After retiring from the Navy in 1966, Capt. des Granges became the owner and operator of Superior CATV Construction, a major installer of underground cable. The business had nearly 200 employees at one time and had offices in El Cajon and Huntington Beach. Capt. des Granges was active in the El Cajon Chamber of Commerce until he sold the company in the mid-1980s.

"He was energetic and innovative, and everybody who worked with him just loved him," said Wade Harris, who served under Capt. des Granges when he was division commander and Harris was an executive officer. "He was one of the finest naval officers I ever met. He had a quiet, unassuming personality, but he was outstanding at his job."
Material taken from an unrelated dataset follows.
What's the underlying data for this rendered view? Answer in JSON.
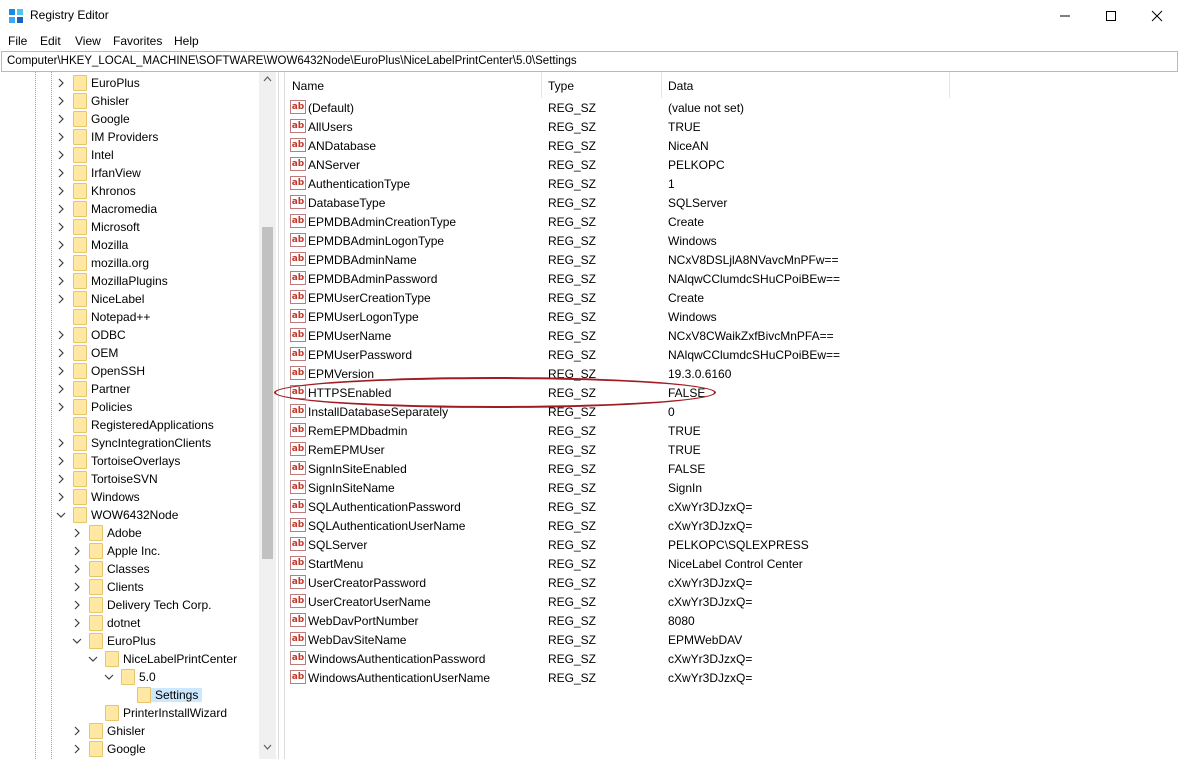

Maino des Granges was born Aug. 2, 1918, in Fullerton to Paul and Julia des Granges. He graduated from Fullerton High School.

He married the former Dorothy Beckley in 1942. They settled in San Diego in 1964, when he was stationed as commanding officer of the submarine tender Nereus. He was a member of the Yacht Club and enjoyed playing golf and bridge.

He is survived by his wife, Dorothy, of Point Loma; daughters, Jeanne Vivoli and Anne Chambers of San Diego; son, Paul of Portland, Ore.; four grandchildren; and one great-grandchild. He was predeceased by a sister, Pauline des Granges, a former director of the San Diego Park and Recreation Department.